Однако мы опоздали. Поезд уже прибыл в Манхэттен.
Через час мы с Хоуп сидели в «бьюике» и мчались в Нью-Йорк. В пакет бросили сменное белье, вытряхнули из докторского бумажника все деньги и залили полный бак бензина.
— Господи, Хоуп, зачем он уехал? Почему?
— Понимаешь, Огюстен, он сам не знает, что делает. В последнее время он очень сердился на папу. И папа беспокоился за него. — Она взглянула прямо мне в глаза. — Извини, что я раньше тебе это не сказала, но папа правда волновался.
Я вспомнил одну ночь на прошлой неделе. Мы с Букменом лежали рядом на полу у него в комнате. Он говорил, что все его достали.
— Кто? — не понял я.
— Ты, твоя мать и особенно доктор. — Нейл говорил медленно, цедил сквозь крепко сжатые зубы, а глаза его были устремлены в потолок. Когда я начал требовать объяснений, он сказал только: — Боюсь, дело кончится тем, что я убью или себя, или Финча, или тебя, или всех нас.
От этих слов у меня по коже побежали мурашки и похолодели руки и ноги. Потом я сумел себя успокоить: мол, он драматизирует и сгущает краски просто потому, что хочет внимания. Набивается на то, чтобы я лишний раз повторил, как безумно его люблю.
— А если нам не удастся его найти? —- спросил я Хоуп.
— Мы найдем его, Огюстен. Не волнуйся.
У меня были веские основания ей поверить. Когда мне было одиннадцать и я еще жил в Леверетте, моя любимая собака убежала из дома. И тут пришла Хоуп и принесла пятьсот объявлений «Пропала собака». Потом она ночью возила меня по всему Леверетту и помогала засовывать объявления в почтовые ящики. Отец назвал нашу акцию «грандиозной тратой времени и денег», но уже на следующий день нам позвонили и вернули собаку.
— Хоуп, мы просто должны найти его, — заключил я.
В Нью-Йорк мы приехали через пять часов, и Хоуп свернула прямо в Гринвич-виллидж.
— В этой части города тусуются геи.

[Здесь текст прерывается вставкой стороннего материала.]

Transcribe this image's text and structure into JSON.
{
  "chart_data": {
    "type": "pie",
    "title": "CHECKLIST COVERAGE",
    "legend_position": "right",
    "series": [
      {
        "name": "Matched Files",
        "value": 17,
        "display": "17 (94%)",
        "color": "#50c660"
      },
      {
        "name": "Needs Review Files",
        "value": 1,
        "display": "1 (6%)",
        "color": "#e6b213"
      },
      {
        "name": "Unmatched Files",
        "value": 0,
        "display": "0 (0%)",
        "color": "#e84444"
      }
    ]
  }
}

Скорее всего он пошел прямо сюда.
Машину мы оставили на круглосуточной стоянке и пешком отправились на поиски.
Проблема заключалась в том, что баров было слишком много. Обойти все нам бы не удалось никогда. Глаза от усталости болели и едва не лопались; казалось, кровяные сосуды внутри вибрируют. Я не знал, что и делать.
Но Хоуп знала.
— Будем носить с собой его фотографию и показывать всем барменам. Может быть, кто-то его видел и вспомнит.
Мы начали обходить гей-бары Нью-Йорка — методично, по очереди. В каждом бармены лишь отрицательно мотали толовой.
— Вы уверены, что он к вам не заходил? —- каждый раз серьезно уточняла Хоуп.
Когда мы поняли, что вот так, переходя от двери к двери, мы Букмена не найдем, то решили вернуться в Нортхэмптон и ждать звонка. Рано или поздно он позвонит.
Если трубку возьмем мы, то наверняка уговорим его вернуться домой. У нас это получится лучше, чем у любого другого члена семьи.
Мы поехали обратно, в Нортхэмптон, остановившись всего лишь один раз, чтобы залить бензин, даже не поели.
Следующие три ночи я спать не ложился. Сидел в кухне на стуле, около телефона.
Хоуп позвонила родителям Нейла, которые уже много лет его не видели. Позвонила женщине, с которой Нейл делил квартиру, но та ответила, что ничего о нем не слышала с тех пор, как он переселился к нам. Других ниточек не обнаружилось — больше знакомых у Букмена и не было.
Я ждал у телефона. Прошла неделя. Месяц. Два месяца. Год.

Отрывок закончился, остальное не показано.